Голос замер, последние слова Ринарди едва уловил. И почти без памяти упал на кровать.
Утром он встал как опьянелый. Сел за письменный стол, но не мог сосредоточить мыслей. К профессору привели его трехлетнюю дочь, бледного белокурого ребенка с задумчивыми, широко раскрытыми черными глазами, как у ее покойной матери. Девочка уж порядочно лепетала на двух языках, но отец мало ею занимался. В это утро он едва взглянул на малышку. Ему тяжело было ее видеть!
Няня увела ребенка в сад.
Дом, где жили они теперь, в родовом имении покойной жены профессора, был старинный, каменный. Ринарди безвыездно обретался в этой деревне.

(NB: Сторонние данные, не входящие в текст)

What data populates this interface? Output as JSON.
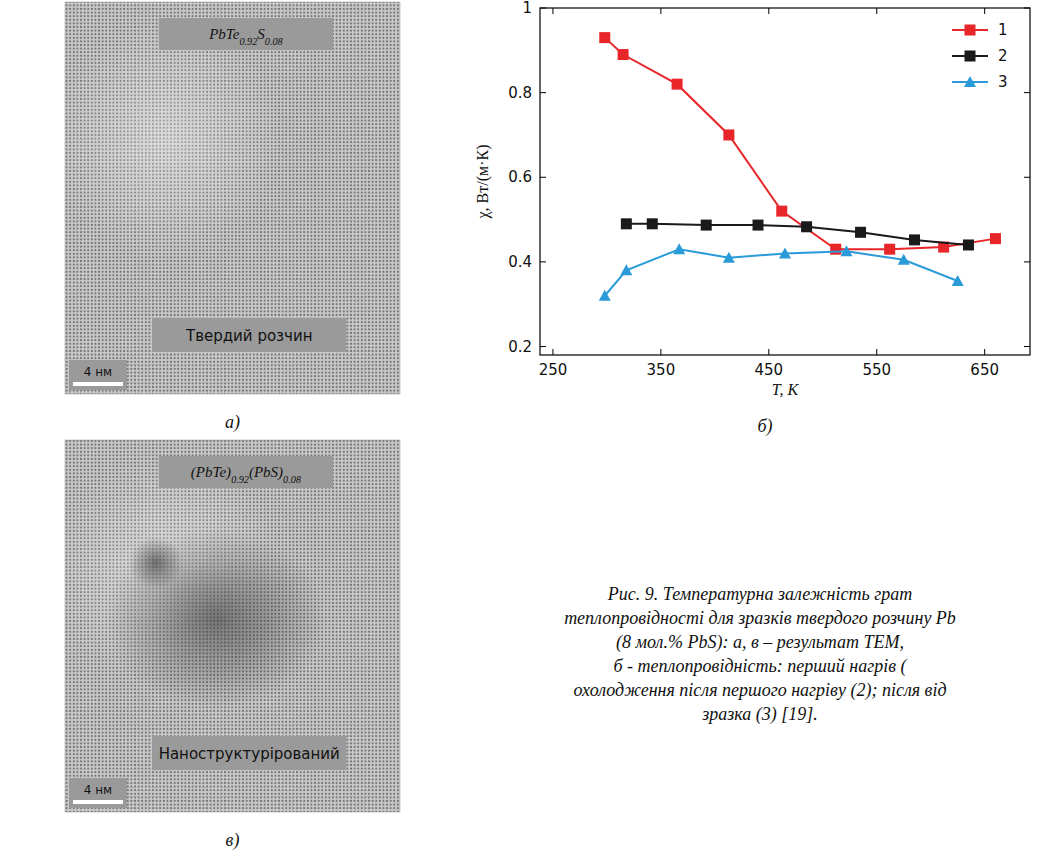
{
  "chart_data": {
    "type": "line",
    "x_label": "T, K",
    "y_label": "χ, Вт/(м·К)",
    "xlim": [
      238,
      692
    ],
    "xticks": [
      250,
      350,
      450,
      550,
      650
    ],
    "ylim": [
      0.18,
      1.0
    ],
    "yticks": [
      0.2,
      0.4,
      0.6,
      0.8,
      1
    ],
    "grid": false,
    "legend": "upper right",
    "series": [
      {
        "name": "1",
        "color": "#e8262a",
        "marker": "square",
        "line_style": "solid",
        "x": [
          298,
          315,
          365,
          413,
          462,
          512,
          562,
          612,
          660
        ],
        "values": [
          0.93,
          0.89,
          0.82,
          0.7,
          0.52,
          0.43,
          0.43,
          0.435,
          0.455
        ]
      },
      {
        "name": "2",
        "color": "#1a1a1a",
        "marker": "square",
        "line_style": "solid",
        "x": [
          318,
          342,
          392,
          440,
          485,
          535,
          585,
          635
        ],
        "values": [
          0.49,
          0.49,
          0.487,
          0.487,
          0.483,
          0.47,
          0.452,
          0.44
        ]
      },
      {
        "name": "3",
        "color": "#2a9bd8",
        "marker": "triangle",
        "line_style": "solid",
        "x": [
          298,
          318,
          367,
          413,
          465,
          522,
          575,
          625
        ],
        "values": [
          0.32,
          0.38,
          0.43,
          0.41,
          0.42,
          0.425,
          0.405,
          0.355
        ]
      }
    ]
  },
  "chart_letter": "б)",
  "images": [
    {
      "letter": "а)",
      "formula": "PbTe0.92S0.08",
      "label": "Твердий розчин",
      "scale_bar": "4 нм"
    },
    {
      "letter": "в)",
      "formula": "(PbTe)0.92(PbS)0.08",
      "label": "Наноструктурірований",
      "scale_bar": "4 нм"
    }
  ],
  "caption": [
    "Рис. 9. Температурна залежність грат",
    "теплопровідності для зразків твердого розчину Pb",
    "(8 мол.% PbS): а, в – результат ТЕМ,",
    "б - теплопровідність: перший нагрів (",
    "охолодження після першого нагріву (2); після від",
    "зразка (3) [19]."
  ]
}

Время было летнее, окна и широкие стеклянные двери в смежной гостиной были открыты в сад; из цветника веяло резедой и левкоем, доносилось чириканье птиц, а порою жужжание пчел, подлетавших к окнам, увитым зеленью; не слышалось только людских голосов, ребячьего смеха или лепета. Няня-швейцарка была погружена в чтение; маленькая русская служанка, приставленная к барышне для забавы, болтала в стороне, у калитки, с горничной. Девочка сидела одна на нижней ступеньке крыльца, смотрела кругом вдумчивым взглядом, иногда улыбалась сама себе, бормотала что-то неслышное и снова задумывалась, будто к чему-то прислушиваясь… Вдруг она встала и побрела к пестрым грядкам.

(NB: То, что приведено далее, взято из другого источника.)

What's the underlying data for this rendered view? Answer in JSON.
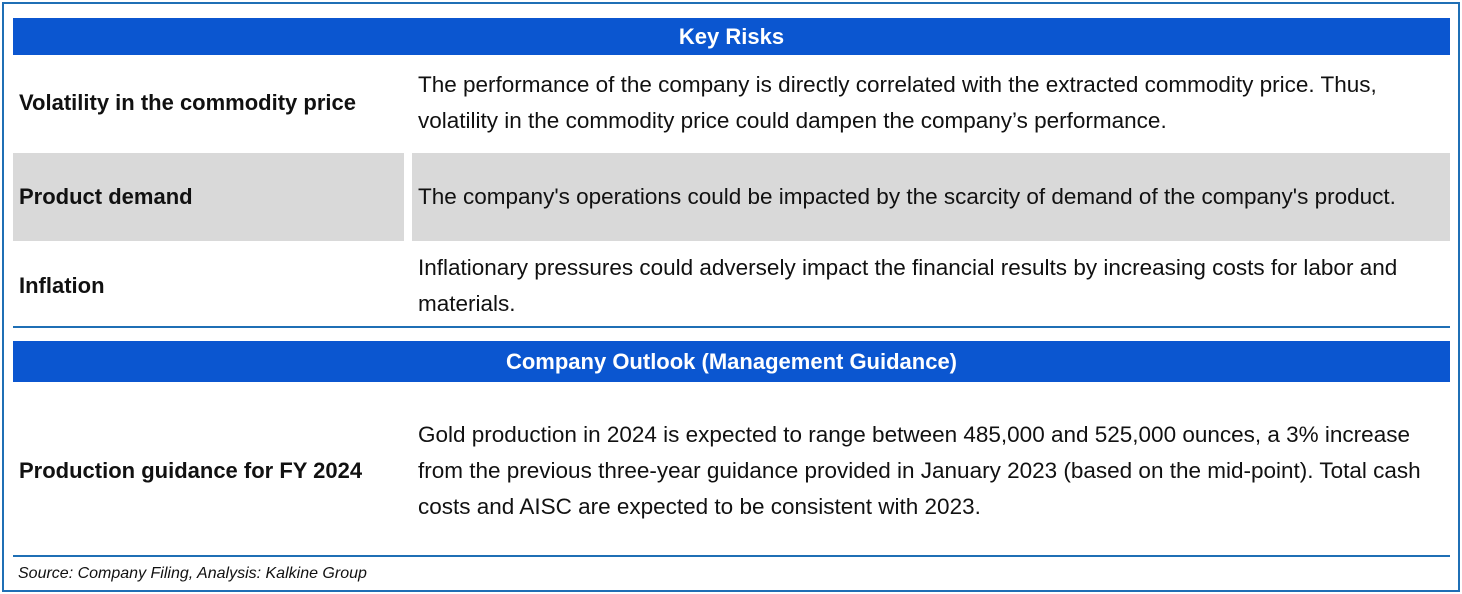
{
  "key_risks": {
    "header": "Key Risks",
    "rows": [
      {
        "label": "Volatility in the commodity price",
        "description": "The performance of the company is directly correlated with the extracted commodity price. Thus, volatility in the commodity price could dampen the company’s performance."
      },
      {
        "label": "Product demand",
        "description": "The company's operations could be impacted by the scarcity of demand of the company's product."
      },
      {
        "label": "Inflation",
        "description": "Inflationary pressures could adversely impact the financial results by increasing costs for labor and materials."
      }
    ]
  },
  "outlook": {
    "header": "Company Outlook (Management Guidance)",
    "rows": [
      {
        "label": "Production guidance for  FY 2024",
        "description": "Gold production in 2024 is expected to range between 485,000 and 525,000 ounces, a 3% increase from the previous three-year guidance provided in January 2023 (based on the mid-point). Total cash costs and AISC are expected to be consistent with 2023."
      }
    ]
  },
  "source": "Source: Company Filing, Analysis: Kalkine Group",
  "colors": {
    "header_band": "#0b56d0",
    "border": "#1f6fb5",
    "shaded_row": "#d9d9d9"
  }
}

А Ринарди по-прежнему сидел у своего стола, не понимая, что делать и за что приняться. Он сам не знал, сколько времени прошло так. Вдруг он встрепенулся. Милый детский голосок заставил профессора обернуться к двери. Там стояла его маленькая дочь и, с улыбкой глядя вверх, как обычно смотрят дети в лица стоящих возле них взрослых людей, говорила:
– Ему?.. Папа́?.. Хорошо! Я дам.
Она быстро засеменила ножками и, поравнявшись с отцовским креслом, сказала, подавая ему крепко зажатый в ручонке белый нарцисс:
– Бери! Мама дала…
Ринарди вскочил.
– Мама дала?.. Мама?! Где мама? – шептал он побелевшими губами.

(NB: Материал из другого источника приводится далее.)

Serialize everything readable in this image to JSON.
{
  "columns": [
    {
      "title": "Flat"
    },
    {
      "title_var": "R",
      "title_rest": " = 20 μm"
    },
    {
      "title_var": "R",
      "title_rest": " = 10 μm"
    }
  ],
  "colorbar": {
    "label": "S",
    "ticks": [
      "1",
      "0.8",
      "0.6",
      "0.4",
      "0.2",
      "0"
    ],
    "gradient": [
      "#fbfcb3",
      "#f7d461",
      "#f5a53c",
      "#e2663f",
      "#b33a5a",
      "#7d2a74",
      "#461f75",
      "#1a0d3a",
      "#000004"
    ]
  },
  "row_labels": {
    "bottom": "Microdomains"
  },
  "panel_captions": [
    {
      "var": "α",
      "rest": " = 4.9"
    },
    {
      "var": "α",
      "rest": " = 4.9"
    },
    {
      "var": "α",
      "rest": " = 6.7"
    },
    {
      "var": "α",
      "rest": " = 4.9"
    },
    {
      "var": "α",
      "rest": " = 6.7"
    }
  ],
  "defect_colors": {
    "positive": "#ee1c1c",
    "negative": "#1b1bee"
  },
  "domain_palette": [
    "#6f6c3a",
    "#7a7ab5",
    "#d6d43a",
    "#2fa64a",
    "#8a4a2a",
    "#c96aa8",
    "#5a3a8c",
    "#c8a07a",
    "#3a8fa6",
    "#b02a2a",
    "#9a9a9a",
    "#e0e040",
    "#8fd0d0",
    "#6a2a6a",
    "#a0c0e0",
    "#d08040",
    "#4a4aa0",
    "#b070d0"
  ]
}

– Вот мама! – просто отвечала девочка и, смеясь, указывала ему на дверь.
Секунду профессор колебался, шатаясь и едва держась на ногах, потом сделал два-три шага к дверям, вернулся, весь дрожа, схватил ребенка на руки и, прижимая его к груди своей, повторял, как безумный:
– Мама! Твоя?.. Наша мама!.. Ты ее видишь?
– Маму? Да! Вот она… Она всегда с Майей. Майя ее любит!